FF feels gears start to turn in his head.
“It’s good pie.” He hears himself say.
“I didn’t even know about the pie when I invited you.” Andrew says and…
Andrew and FF sit in silence but honestly it’s not like Andrew’s sharpening his knives. The two of them mostly just do their own work or read. FF has been getting his German literacy up to snuff so that he can read the language when he goes there to visit Nicky’s fiance next year. He likes how serious Andrew is about learning it so that he doesn’t have to ask Captain Neil a thousand questions and it’d be nice if Andrew wasn’t obviously planning on murdering him.
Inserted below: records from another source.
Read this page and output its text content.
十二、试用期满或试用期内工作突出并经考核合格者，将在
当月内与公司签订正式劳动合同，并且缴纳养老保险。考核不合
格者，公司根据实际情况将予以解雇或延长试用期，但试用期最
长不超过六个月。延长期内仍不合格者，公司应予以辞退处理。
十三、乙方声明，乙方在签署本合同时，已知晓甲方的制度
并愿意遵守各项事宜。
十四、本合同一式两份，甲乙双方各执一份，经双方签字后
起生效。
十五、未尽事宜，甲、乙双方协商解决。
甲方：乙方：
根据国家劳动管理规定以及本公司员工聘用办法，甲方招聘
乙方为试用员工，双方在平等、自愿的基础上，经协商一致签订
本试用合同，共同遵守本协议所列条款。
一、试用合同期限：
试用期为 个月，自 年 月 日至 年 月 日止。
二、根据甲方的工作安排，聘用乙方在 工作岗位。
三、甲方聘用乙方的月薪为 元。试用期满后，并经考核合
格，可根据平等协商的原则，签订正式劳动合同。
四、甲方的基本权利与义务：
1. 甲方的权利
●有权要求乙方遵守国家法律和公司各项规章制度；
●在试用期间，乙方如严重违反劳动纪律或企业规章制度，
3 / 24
Andrew brings dried apples and sends Captain Neil along with probiotic yogurts to their meetings. Both of those things tend to soothe his stomach and the yogurt that had been unflavored before was now vanilla which he liked a fair bit. It would have been a really nice gesture if it wasn’t for the fact that Andrew was making fun of his tummy troubles.
Andrew will put his foot down in practice sometimes when Kevin is getting too demanding wanting to know exactly how FF intercepted his passes to Neil. Kevin always backs off and Andrew will do the same when Jack starts to get a little too personal in his attacks at FF or when Sheena decides she’s going to be a bitch. It’d be nice if it wasn’t Andrew staking his claim that he was the one who was going to make FF’s life miserable.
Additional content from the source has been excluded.